Já passava da meia-noite quando José James entrou em cena. De óculos escuros, era anunciado e surgia em palco perante uma plateia bem longe de estar repleta, mas com algum público presente.
As expectativas estavam altas: apesar de ter recentemente lançado um disco muito distinto do seu anterior e aclamado No Beginning No End, esperava-se um concerto muito especial.
Não se pode dizer, no entanto, que José James tenha estado especialmente bem: e seguramente não esteve ao seu melhor nível. A banda que trouxe consigo encontrava-se desfalcada, e tal foi desde logo notório aos fãs mais atentos: faltava Takuya Kuroda, o trompetista que o tem acompanhado nos concertos e nos discos. A sua ausência acentuou ainda mais a mudança de registo do cantor norte-americano.
José James começou com a música inaugural deste seu último disco, “Angel”, mistura lasciva de soul e R&B com rock. O público recebeu-a bem, ouvindo-se aqui e ali serem entoados os primeiros versos (“Just wanna taste you/Sure you don’t mind”).
Seguiram-se “U R the 1” e “While you were sleeping”, esta última canção-título do seu mais recente álbum, onde José James pega pela primeira vez na guitarra acústica.

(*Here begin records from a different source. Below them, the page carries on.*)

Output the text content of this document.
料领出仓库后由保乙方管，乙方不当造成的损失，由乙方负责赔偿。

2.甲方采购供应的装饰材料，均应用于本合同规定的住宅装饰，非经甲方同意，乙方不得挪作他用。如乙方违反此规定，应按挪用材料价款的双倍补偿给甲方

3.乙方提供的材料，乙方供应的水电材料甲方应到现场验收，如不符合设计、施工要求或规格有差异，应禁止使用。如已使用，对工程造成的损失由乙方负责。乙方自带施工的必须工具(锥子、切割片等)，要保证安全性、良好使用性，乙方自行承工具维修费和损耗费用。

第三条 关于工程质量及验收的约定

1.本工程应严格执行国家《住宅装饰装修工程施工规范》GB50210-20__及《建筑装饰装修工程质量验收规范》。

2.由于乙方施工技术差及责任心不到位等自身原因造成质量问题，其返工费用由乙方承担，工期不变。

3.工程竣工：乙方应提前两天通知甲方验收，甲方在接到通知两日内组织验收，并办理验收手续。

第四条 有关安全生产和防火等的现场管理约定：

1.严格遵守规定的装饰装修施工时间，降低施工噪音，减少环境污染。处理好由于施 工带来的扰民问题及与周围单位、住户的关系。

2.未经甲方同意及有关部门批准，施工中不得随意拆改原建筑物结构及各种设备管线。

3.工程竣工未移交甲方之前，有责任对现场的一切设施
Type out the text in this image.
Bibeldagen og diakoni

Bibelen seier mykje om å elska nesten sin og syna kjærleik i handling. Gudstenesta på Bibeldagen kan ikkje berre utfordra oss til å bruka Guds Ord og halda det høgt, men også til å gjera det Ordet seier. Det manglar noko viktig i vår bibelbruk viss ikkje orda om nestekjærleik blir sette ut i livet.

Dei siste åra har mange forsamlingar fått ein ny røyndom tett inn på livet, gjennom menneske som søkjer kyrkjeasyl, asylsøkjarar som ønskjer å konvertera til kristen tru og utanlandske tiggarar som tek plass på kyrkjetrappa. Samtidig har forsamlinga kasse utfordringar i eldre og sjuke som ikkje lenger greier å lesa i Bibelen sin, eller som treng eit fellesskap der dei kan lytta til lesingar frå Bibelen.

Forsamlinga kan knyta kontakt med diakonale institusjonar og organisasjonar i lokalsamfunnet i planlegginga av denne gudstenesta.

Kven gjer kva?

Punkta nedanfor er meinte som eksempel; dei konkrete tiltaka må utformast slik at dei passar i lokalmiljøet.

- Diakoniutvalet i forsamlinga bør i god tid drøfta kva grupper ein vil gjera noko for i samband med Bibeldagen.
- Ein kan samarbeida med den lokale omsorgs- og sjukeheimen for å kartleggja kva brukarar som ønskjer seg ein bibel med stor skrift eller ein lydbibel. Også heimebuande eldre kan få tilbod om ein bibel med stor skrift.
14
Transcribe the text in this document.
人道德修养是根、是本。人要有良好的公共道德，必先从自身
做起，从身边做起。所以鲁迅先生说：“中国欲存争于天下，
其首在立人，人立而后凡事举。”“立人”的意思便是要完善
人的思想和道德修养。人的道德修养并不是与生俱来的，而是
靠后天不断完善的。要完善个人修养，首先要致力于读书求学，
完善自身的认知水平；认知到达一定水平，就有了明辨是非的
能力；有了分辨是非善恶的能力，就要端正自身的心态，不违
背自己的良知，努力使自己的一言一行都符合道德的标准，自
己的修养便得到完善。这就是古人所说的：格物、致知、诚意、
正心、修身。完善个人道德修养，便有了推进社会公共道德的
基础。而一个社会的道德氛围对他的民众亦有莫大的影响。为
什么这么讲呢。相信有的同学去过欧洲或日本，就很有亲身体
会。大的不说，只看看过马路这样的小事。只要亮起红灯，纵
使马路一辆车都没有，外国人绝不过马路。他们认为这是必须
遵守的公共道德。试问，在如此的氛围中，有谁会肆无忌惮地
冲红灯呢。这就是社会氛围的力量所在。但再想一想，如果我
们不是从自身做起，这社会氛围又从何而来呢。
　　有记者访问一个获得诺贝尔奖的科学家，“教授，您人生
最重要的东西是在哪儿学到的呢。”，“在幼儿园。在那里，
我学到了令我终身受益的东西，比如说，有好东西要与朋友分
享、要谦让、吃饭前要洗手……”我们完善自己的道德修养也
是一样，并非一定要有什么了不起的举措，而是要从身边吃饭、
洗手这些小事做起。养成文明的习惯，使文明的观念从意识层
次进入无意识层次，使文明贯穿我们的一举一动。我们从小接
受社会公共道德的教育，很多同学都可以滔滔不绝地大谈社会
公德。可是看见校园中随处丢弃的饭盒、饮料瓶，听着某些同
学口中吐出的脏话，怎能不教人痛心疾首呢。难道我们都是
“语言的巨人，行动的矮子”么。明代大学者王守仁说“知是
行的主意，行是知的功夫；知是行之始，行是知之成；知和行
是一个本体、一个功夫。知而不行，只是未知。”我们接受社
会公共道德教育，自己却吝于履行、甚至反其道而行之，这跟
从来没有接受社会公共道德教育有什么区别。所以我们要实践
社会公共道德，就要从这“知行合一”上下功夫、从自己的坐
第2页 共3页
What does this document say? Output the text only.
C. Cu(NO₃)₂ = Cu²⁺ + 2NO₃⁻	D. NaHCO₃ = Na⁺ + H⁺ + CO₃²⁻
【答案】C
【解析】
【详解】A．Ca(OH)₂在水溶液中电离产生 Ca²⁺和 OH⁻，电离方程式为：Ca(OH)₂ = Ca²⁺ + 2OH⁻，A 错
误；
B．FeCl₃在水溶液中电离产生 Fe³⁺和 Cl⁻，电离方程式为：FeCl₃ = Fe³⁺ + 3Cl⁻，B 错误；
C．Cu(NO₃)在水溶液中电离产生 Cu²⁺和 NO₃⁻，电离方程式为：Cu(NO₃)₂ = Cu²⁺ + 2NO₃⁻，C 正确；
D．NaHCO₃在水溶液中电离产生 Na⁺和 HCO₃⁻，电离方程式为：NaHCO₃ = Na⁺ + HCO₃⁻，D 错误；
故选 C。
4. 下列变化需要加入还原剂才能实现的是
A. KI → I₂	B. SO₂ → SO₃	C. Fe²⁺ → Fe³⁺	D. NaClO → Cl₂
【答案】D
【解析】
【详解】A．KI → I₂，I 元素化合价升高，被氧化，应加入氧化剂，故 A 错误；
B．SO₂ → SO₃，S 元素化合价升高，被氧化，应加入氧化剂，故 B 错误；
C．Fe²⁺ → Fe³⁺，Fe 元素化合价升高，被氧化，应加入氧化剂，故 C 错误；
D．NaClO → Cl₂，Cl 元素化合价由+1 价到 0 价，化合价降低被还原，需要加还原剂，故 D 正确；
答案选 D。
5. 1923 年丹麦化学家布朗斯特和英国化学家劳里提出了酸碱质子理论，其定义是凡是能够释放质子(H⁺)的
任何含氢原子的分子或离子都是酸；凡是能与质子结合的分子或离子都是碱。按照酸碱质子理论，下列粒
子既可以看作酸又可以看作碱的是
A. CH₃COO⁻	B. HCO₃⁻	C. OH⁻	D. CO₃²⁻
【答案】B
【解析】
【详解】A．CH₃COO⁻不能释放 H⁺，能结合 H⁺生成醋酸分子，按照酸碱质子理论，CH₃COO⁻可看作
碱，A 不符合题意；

A canção começou densa e misteriosa até à entrada da guitarra, que em modo blues aguentou os momentos mais monótonos e sofridos da canção.
“Anywhere U Go” surgiu de seguida, naquela que é uma das suas aproximações mais conseguidas ao território rock (apesar da letra ser pouco interessante), ouvindo-se depois “Bodhisattva”, que nos trouxe uma espécie de jam inicial (contida) a pairar entre o rock e o jazz, ligeiramente mais prolongada que na versão estúdio.
Cinco canções tocadas – as cinco primeiras do último disco, tocadas precisamente pela mesma ordem. O público ouvia e interessava-se, mas – talvez por se tratar de músicas recentes – o ambiente estava morno e a noite fria (a excepção foi uma fã a gritar um pedido de casamento, ao qual James, com classe, atirou um “trust me, you would not want that”).
Mas o material recente continuava e José James tocaria ainda as canções 6 e 7 do seu disco mais recente: “24 Noble Truths” e “Dragon” (esta última um dueto algo aborrecido). Só à oitava música José James pegou em material antigo, dedicando “Come to my door” aos fãs que o acompanham há mais tempo: e foi esse verdadeiramente o primeiro grande momento do concerto, com os corpos na plateia a começarem a dançar ao som da guitarra e do baixo, que acompanhavam com groove o registo sentido e baladeiro (mas desta feita não aborrecido) de José James.
Mal “Come to my door” acabara (e em grande) José James lançava aquela que é talvez a sua música mais conhecida: “Trouble”. Cantada do início ao fim na plateia, faltou-lhe apenas instrumentos de sopro que trouxessem (como na versão estúdio) um registo instrumental mais jazzístico a esta grande música.
Ainda se ouviu a excelente Park Bench People, do álbum The Dreamer (2008), prolongada bem para lá da sua duração, com direito a um freestyle que mostrou que José James também tem raízes no hip-hop.
Houve ainda direito a encore, com James a evocar, na descrição da sua excelente canção “Do You Feel”, as lendas Ray Charles e Aretha Franklin, cantando graves belíssimos de quem cresceu a ouvir as lendas certas da música negra norte-americana.
E José James terminava assim em grande um concerto que esteve longe de ser brilhante, mas que – pelo menos – esteve claramente em crescendo. E esteve-o porque foi nas últimas canções que James foi buscar o registo em que é realmente ímpar: o soul americano de raízes profundas, de texturas delicadas e contemporâneas. Poderemos sempre, isso é certo, esperar dele grandes momentos e grandes canções, sobretudo quando deixa o registo mais “roqueiro” de lado e se volta a assemelhar a um dos mais capazes jovens herdeiros da música soul americana.